The claim, which circulated among far-right websites, has been labeled as false and unfounded by fact-checkers from the Washington Post
, and Snopes
Claims Abedin was tied to the Muslim Brotherhood are based on flimsy connections tying together people and events from decades ago. Crowley made the charge in radio appearances, columns, and on Fox News over the years, a CNN KFile review found.
The claims have also been strongly rebutted by high profile Republicans. Former House Speaker John Boehner called the accusations "pretty dangerous" and then-House Intelligence Committee Chairman Mike Rogers called Abedin an "American patriot." The allegations received a passionate rebuke
from Republican Sen. John McCain on the Senate floor.
Still, Crowley pushed it repeatedly. An email seeking comment sent to a Trump transition spokesperson, Trump national security adviser Michael Flynn, and Crowley was not immediately returned.
In a 2013 exchange on Fox News's "Hannity," Crowley responded to another panelist who claimed ties between Abedin and the Muslim brotherhood by saying, "That's the real Huma Abedin story. It's not about Weiner's Weiner. It's about Huma Abedin and her ties to Islamic extremists."
In another instance, in January of this year, Crowley praised Frank Gaffney of the far-right fringe think-tank Center for Security Policy for his efforts in investigating Abedin.
"One of whom I've been very concerned about, as I know have you, Huma Abedin, the woman who was tied extensively through personal, as well as family, relations with the Muslim Brotherhood, among other things," said Gaffney on his radio program. "There's a new movie that will be coming out shortly about the Weiners, her husband and Huma, and I just wonder what you make of her role in all of this as so far we can determine it."

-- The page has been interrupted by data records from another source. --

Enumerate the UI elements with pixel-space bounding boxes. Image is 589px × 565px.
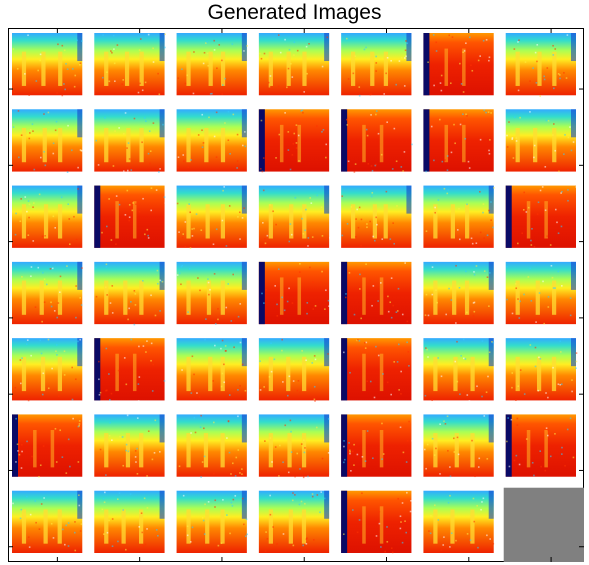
tile-r5-c5	[341, 338, 412, 401]
tile-r2-c3	[176, 109, 247, 172]
tile-r5-c7	[505, 338, 578, 402]
tile-r6-c3	[176, 414, 247, 478]
tile-r1-c3	[176, 33, 248, 96]
tile-r4-c2	[94, 261, 165, 326]
tile-r2-c2	[94, 109, 165, 173]
tile-r7-c6	[423, 490, 495, 553]
tile-r4-c3	[176, 261, 247, 325]
tile-r6-c2	[94, 414, 165, 477]
tile-r4-c4	[258, 261, 330, 325]
tile-r1-c5	[341, 33, 412, 97]
tile-r3-c3	[176, 185, 247, 249]
figure-title: Generated Images	[207, 1, 382, 24]
tile-r2-c4	[258, 109, 330, 173]
tile-r5-c6	[423, 338, 495, 402]
tile-r5-c1	[12, 338, 83, 402]
tile-r5-c2	[94, 338, 166, 402]
tile-r1-c1	[12, 33, 83, 97]
tile-r2-c7	[505, 109, 576, 173]
empty-cell	[503, 487, 584, 562]
tile-r3-c4	[258, 185, 331, 248]
tile-r6-c4	[258, 414, 331, 479]
tile-r4-c1	[12, 261, 83, 325]
tile-r6-c1	[12, 414, 83, 478]
tile-r1-c4	[258, 33, 330, 96]
tile-r1-c7	[505, 33, 576, 97]
tile-r2-c6	[423, 109, 494, 173]
tile-r7-c3	[176, 490, 249, 553]
tile-r5-c3	[176, 338, 247, 401]
tile-r3-c5	[341, 185, 412, 248]
tile-r1-c6	[423, 33, 494, 96]
tile-r1-c2	[94, 33, 166, 96]
tile-r4-c7	[505, 261, 576, 325]
tile-r6-c6	[423, 414, 494, 478]
tile-r7-c1	[12, 490, 83, 553]
tile-r4-c6	[423, 261, 494, 325]
tile-r4-c5	[341, 261, 412, 325]
tile-r2-c1	[12, 109, 83, 173]
image-grid	[8, 28, 584, 562]
tile-r3-c2	[94, 185, 167, 248]
tile-r7-c7	[503, 487, 584, 562]
tile-r5-c4	[258, 338, 330, 402]
tile-r7-c5	[341, 490, 412, 554]
tile-r3-c1	[12, 185, 83, 248]
tile-r3-c6	[423, 185, 495, 248]
tile-r6-c5	[341, 414, 413, 477]
tile-r6-c7	[505, 414, 576, 477]
tile-r7-c4	[258, 490, 330, 553]
tile-r2-c5	[341, 109, 413, 173]
tile-r7-c2	[94, 490, 165, 553]
tile-r3-c7	[505, 185, 578, 248]
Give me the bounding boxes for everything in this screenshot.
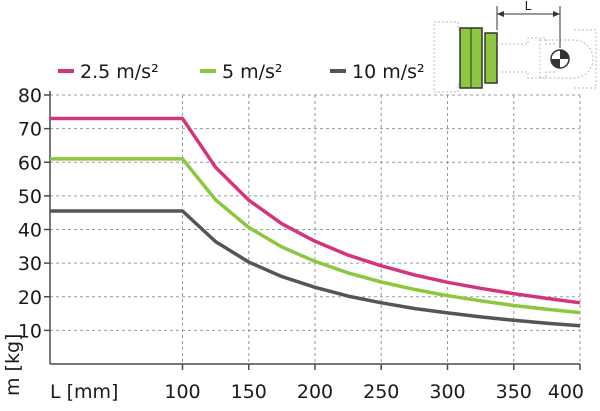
- y-tick-label: 70: [18, 119, 42, 141]
- x-axis-title: L [mm]: [50, 381, 118, 403]
- legend-label-3: 10 m/s²: [352, 61, 425, 83]
- finger-outline: [497, 37, 556, 79]
- y-tick-label: 80: [18, 85, 42, 107]
- x-tick-label: 400: [548, 381, 584, 403]
- legend-label-1: 2.5 m/s²: [80, 61, 159, 83]
- y-tick-label: 40: [18, 220, 42, 242]
- y-tick-label: 10: [18, 320, 42, 342]
- x-tick-label: 150: [231, 381, 267, 403]
- series-line-1: [50, 116, 581, 305]
- legend: 2.5 m/s² 5 m/s² 10 m/s²: [58, 61, 425, 83]
- x-tick-label: 350: [496, 381, 532, 403]
- dimension-arrow-right: [553, 11, 560, 17]
- axes: [44, 91, 581, 370]
- dimension-arrow-left: [497, 11, 504, 17]
- tick-labels: 10 20 30 40 50 60 70 80 100 150 200 250 300 350 400: [18, 85, 584, 403]
- y-tick-label: 30: [18, 253, 42, 275]
- data-series: [50, 116, 581, 328]
- gripper-illustration: L: [433, 0, 597, 93]
- gripper-outline: [433, 21, 463, 93]
- y-axis-title: m [kg]: [2, 334, 24, 396]
- x-tick-label: 300: [429, 381, 465, 403]
- x-tick-label: 200: [297, 381, 333, 403]
- series-line-2: [50, 157, 581, 315]
- center-of-gravity-fill: [551, 50, 569, 68]
- workpiece-outline: [574, 29, 597, 89]
- dimension-label: L: [525, 0, 532, 13]
- gripper-jaw-right: [484, 32, 498, 84]
- series-line-3: [50, 209, 581, 328]
- y-tick-label: 50: [18, 186, 42, 208]
- load-outline: [539, 39, 594, 79]
- grid-lines: [50, 94, 581, 364]
- x-tick-label: 100: [164, 381, 200, 403]
- x-tick-label: 250: [363, 381, 399, 403]
- y-tick-label: 60: [18, 152, 42, 174]
- legend-label-2: 5 m/s²: [222, 61, 283, 83]
- y-tick-label: 20: [18, 287, 42, 309]
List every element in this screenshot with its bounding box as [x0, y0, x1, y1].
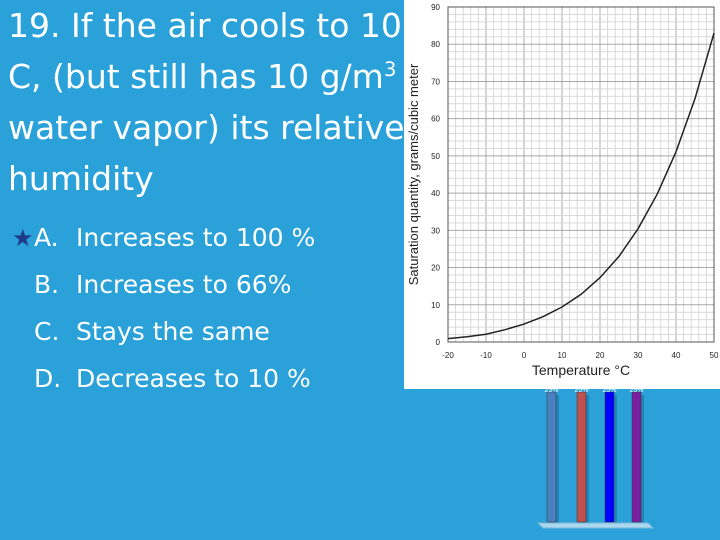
- saturation-graph: 0 10 20 30 40 50 60 70 80 90 -20 -10 0 10 20 30 40 50 Temp…: [406, 3, 719, 378]
- choice-letter: D.: [34, 364, 62, 393]
- x-tick-label: -10: [480, 351, 492, 360]
- y-tick-label: 30: [431, 226, 440, 235]
- choice-c[interactable]: C. Stays the same: [12, 308, 315, 355]
- choice-a[interactable]: ★ A. Increases to 100 %: [12, 214, 315, 261]
- choice-letter: A.: [34, 223, 59, 252]
- poll-data-label: 25%: [544, 387, 558, 394]
- x-tick-label: 40: [672, 351, 681, 360]
- y-tick-label: 90: [431, 3, 440, 12]
- poll-bar-b: [576, 391, 587, 523]
- x-tick-label: 20: [596, 351, 605, 360]
- choice-text: Decreases to 10 %: [76, 364, 311, 393]
- answer-choices: ★ A. Increases to 100 % B. Increases to …: [12, 214, 315, 402]
- y-tick-label: 20: [431, 264, 440, 273]
- poll-data-label: 25%: [602, 387, 616, 394]
- choice-letter: B.: [34, 270, 60, 299]
- x-tick-label: 10: [558, 351, 567, 360]
- x-tick-label: 0: [522, 351, 527, 360]
- y-tick-label: 60: [431, 115, 440, 124]
- poll-data-label: 25%: [629, 387, 643, 394]
- x-tick-label: -20: [442, 351, 454, 360]
- y-tick-label: 40: [431, 189, 440, 198]
- choice-letter: C.: [34, 317, 60, 346]
- y-tick-label: 0: [436, 338, 441, 347]
- y-tick-label: 10: [431, 301, 440, 310]
- choice-text: Increases to 100 %: [76, 223, 316, 252]
- poll-data-label: 25%: [574, 387, 588, 394]
- question-line-1: 19. If the air cools to 10: [8, 6, 402, 45]
- poll-bar-c: [604, 391, 615, 523]
- question-line-3: water vapor) its relative: [8, 108, 405, 147]
- question-line-2-text: C, (but still has 10 g/m: [8, 57, 384, 96]
- poll-chart-base: [536, 522, 655, 529]
- star-icon: ★: [12, 224, 34, 252]
- poll-bar-a: [546, 391, 557, 523]
- superscript-3: 3: [383, 58, 397, 81]
- choice-text: Stays the same: [76, 317, 270, 346]
- poll-results-chart: 25% 25% 25% 25%: [536, 387, 655, 529]
- question-line-2: C, (but still has 10 g/m3 o: [8, 51, 428, 102]
- choice-b[interactable]: B. Increases to 66%: [12, 261, 315, 308]
- choice-d[interactable]: D. Decreases to 10 %: [12, 355, 315, 402]
- y-tick-label: 50: [431, 152, 440, 161]
- x-tick-label: 30: [634, 351, 643, 360]
- question-line-4: humidity: [8, 159, 154, 198]
- saturation-graph-panel: 0 10 20 30 40 50 60 70 80 90 -20 -10 0 10 20 30 40 50 Temp…: [404, 0, 720, 389]
- y-tick-label: 80: [431, 40, 440, 49]
- saturation-curve: [447, 32, 715, 340]
- plot-frame: [447, 6, 715, 343]
- poll-bar-d: [631, 391, 642, 523]
- x-tick-label: 50: [710, 351, 719, 360]
- y-axis-label: Saturation quantity, grams/cubic meter: [406, 63, 421, 285]
- choice-text: Increases to 66%: [76, 270, 292, 299]
- x-axis-label: Temperature °C: [532, 362, 630, 378]
- question-text: 19. If the air cools to 10 C, (but still…: [8, 0, 428, 204]
- y-tick-label: 70: [431, 77, 440, 86]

Crowley responded, saying, "Well, what we do know, at least so far, we've known for years Frank, that Huma Abedin is Mrs. Clinton's closest and most trusted aide, apart from Bill, we know that to be true. You have done yeoman's work in investigating her background, her family's background, in terms of links to the Muslim Brotherhood and Muslim Sisterhood. That exists."
On her personal website
, Crowley has also linked to stories about the conspiracy, writing on her blog, "the REAL Huma Abedin story, involving her and her family's ties to Islamic supremacists." In one column
last year, Crowley said Abedin's family had "alleged ties to the Muslim Brotherhood."
In August of this year, Crowley said on "Hannity" that Abedin's parents were "essentially tools of the Saudi regime," and an academic journal they published was designed to spread sharia to the West. The Washington Post reported
, however, the journal was "a sober academic journal with a range of viewpoints on Muslim life around the world.
"There are two really big points about Huma Abedin and this Institute for Muslim minority affairs and the journal she was on the masthead of," said Crowley. "One, 'Muslim Minority Affairs' does not refer to getting social welfare programs for Muslims who happen to be minorities, no. What it's about is preparing the Muslim minority to be the Muslim minority in places like the west and the United States. Number two, and this is really important because she referred to her family, her parents, along with the major Al Qaeda financier named Omar Naseef began this institute as a Saudi regime initiative."
"This was funded by the Saudi regime in order to spread Islam and sharia across the west, including in the United States," she continued. "This is Huma Abedin's life's work. This is what her parents do. They're essentially tools of the Saudi regime in order to make this transition globally. So this is not an innocent journal. She runs around saying I didn't have anything to do with it. This is her life's work."